Within a matter of days, the first entrenchments were in place[1] and Sandford took up residence in the house, describing his decision to do so as a safekeeping measure: "Finding the mansion vacated by the family, I stated to some of the servants left there that had the family remained I would have established a guard for their security from annoyance; but, in consequence of their absence, that I would by occupying it myself, be responsible for the perfect care and security of the house and everything in and about it." [2]
Concerns for preserving the house and grounds at Arlington would fade following the Union defeat at First Manassas a few weeks later. After the retreat from Manassas, efforts to fortify the area intensified. Many acres of the Arlington Forest were cut, as timbers were needed for Army structures and entrenchments.[3]
Describing the scene at Arlington in a letter to his wife, one Union soldier wrote: "I would like to draw you a picture of how it looks here, but I can't. But I will sum it up by saying desolation and ruin. There seems to be plenty of men, guns, cannon, music, horses, wagons, and mules and tents in sight, which is about all that can be seen . The fences are gone and the country around here is all stumped over and trod down Such is a short sketch of the place where I now live. Ain't it pleasant?"[4]
General Irwin McDowell and his staff officers occupied Arlington House and used the house as a headquarters building. The Army constructed additional housing for officers near the stables to the west of the mansion and altered existing farm structures along the river for use as an army corral and veterinary facility. Additionally, many other canvas and wood structures were erected on the property to accommodate the soldiers, animals and equipment of the war effort.[5]
In order to ensure passage of troops and communication between the Fort Whipple, built on the Northwest portion of the estate, and several other forts constructed in the vicinity, the Union army cut several roads and paths through the Arlington Forest.[6]These roads were also served a strategic purpose in providing an alternative route of retreat from the headquarters in Arlington House should Confederates advance on Carriage Drive, the lone passage up to the mansion prior to the War.[7]
As these physical changes turned over Arlington, at least some of the Union soldiers stationed on the property stopped to consider the significance of the place where they camped. As a Wisconsin soldier wrote of Arlington House in 1862, "The grand old southern homestead of Arlington, with its quaint and curious pictures on the wall, its spectacular apartments, broad halls and stately pillars in front, was an object of especial interest; but, abandoned by its owner, General Robert E. Lee, who was using his great power as a military leader, to destroy the Government he had sworn to defend, it was now a desolation.
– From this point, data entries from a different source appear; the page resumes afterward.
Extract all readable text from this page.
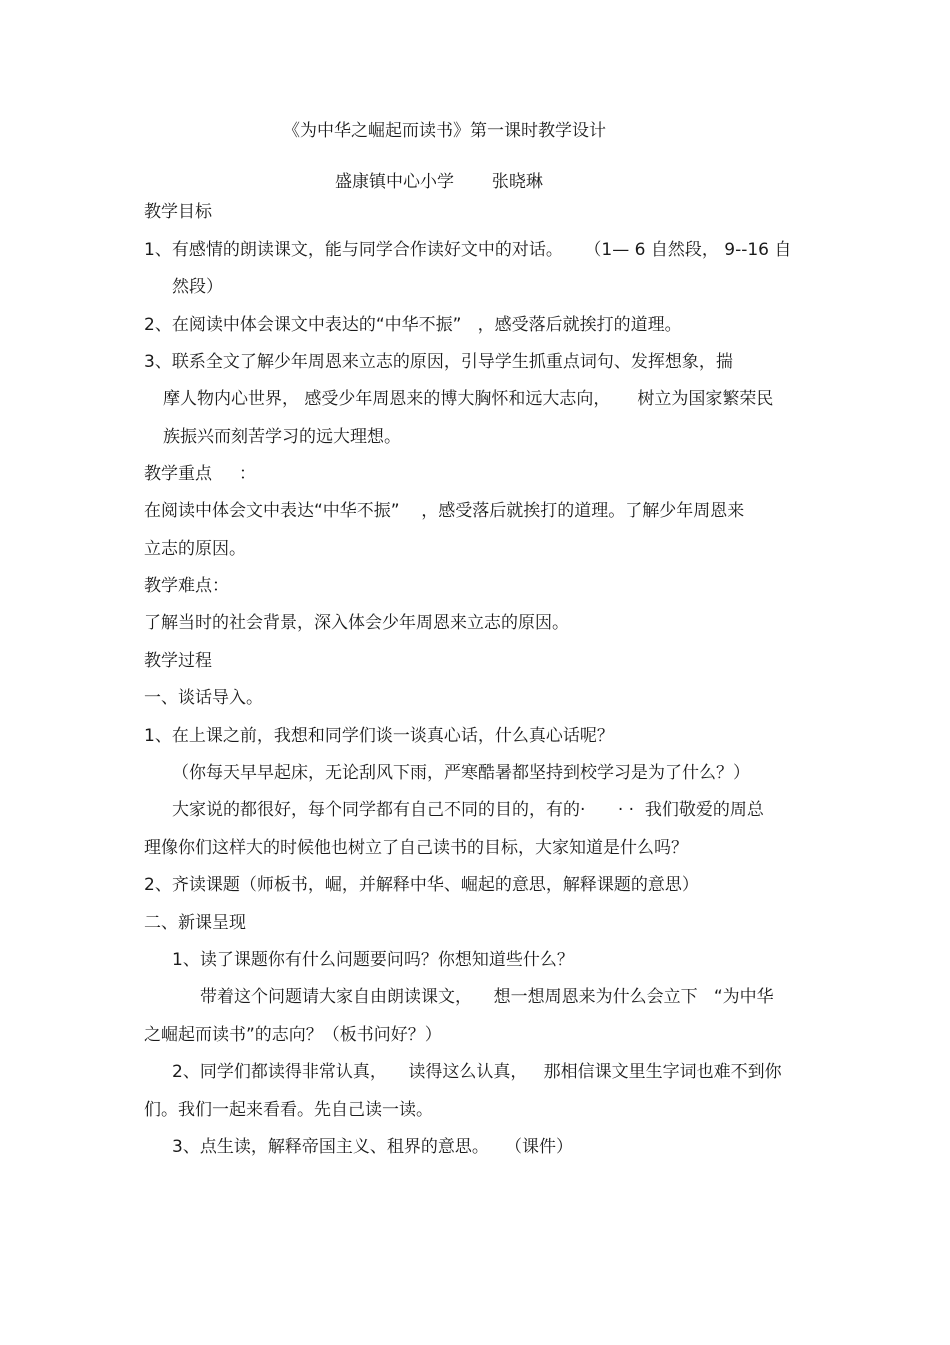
《为中华之崛起而读书》第一课时教学设计

盛康镇中心小学       张晓琳

教学目标

1、有感情的朗读课文，能与同学合作读好文中的对话。    （1— 6 自然段， 9--16 自

然段）

2、在阅读中体会课文中表达的“中华不振”   ，感受落后就挨打的道理。

3、联系全文了解少年周恩来立志的原因，引导学生抓重点词句、发挥想象，揣

摩人物内心世界， 感受少年周恩来的博大胸怀和远大志向，     树立为国家繁荣民

族振兴而刻苦学习的远大理想。

教学重点     ：

在阅读中体会文中表达“中华不振”    ，感受落后就挨打的道理。了解少年周恩来

立志的原因。

教学难点：

了解当时的社会背景，深入体会少年周恩来立志的原因。

教学过程

一、谈话导入。

1、在上课之前，我想和同学们谈一谈真心话，什么真心话呢？

（你每天早早起床，无论刮风下雨，严寒酷暑都坚持到校学习是为了什么？）

大家说的都很好，每个同学都有自己不同的目的，有的·      · ·  我们敬爱的周总

理像你们这样大的时候他也树立了自己读书的目标，大家知道是什么吗？

2、齐读课题（师板书，崛，并解释中华、崛起的意思，解释课题的意思）

二、新课呈现

1、读了课题你有什么问题要问吗？你想知道些什么？

带着这个问题请大家自由朗读课文，    想一想周恩来为什么会立下   “为中华

之崛起而读书”的志向？（板书问好？）

2、同学们都读得非常认真，    读得这么认真，   那相信课文里生字词也难不到你

们。我们一起来看看。先自己读一读。

3、点生读，解释帝国主义、租界的意思。   （课件）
The military headquarters of McDowell's division was in the Arlington House, which was open to the public and hundreds tramped at will through its apartments."[8]
Some, like this man, seemed to consider the changes at Arlington to be Lee's punishment for his decision to follow Virginia when it seceded from the Union. Such an attitude was not uncommon as many in the Union army viewed Lee as a traitor who had acted dishonorably in resigning his U.S. Army commission at the start of the Civil War. Thus, for these people, the transformations at Arlington were Lee's just fruits. Subsequent developments on the estate during the War would only contribute to such a feeling, as the Government looked for new ways to use the Arlington estate.
References
[1] V.P. Corbett's "Sketch of the Seat of War in Alexandria and Fairfax Co.," dated May 31, 1861just one week after Union forces crossed the Potomacshows three New York regiments (the 7th, 8th and 25th) camped on the Arlington Estate and entrenchments in place to the north and south of Arlington House. See "Sketch of the Seat of War in Alexandria and Fairfax Co." by V.P. Corbett, Library of Congress, American Memory Collection.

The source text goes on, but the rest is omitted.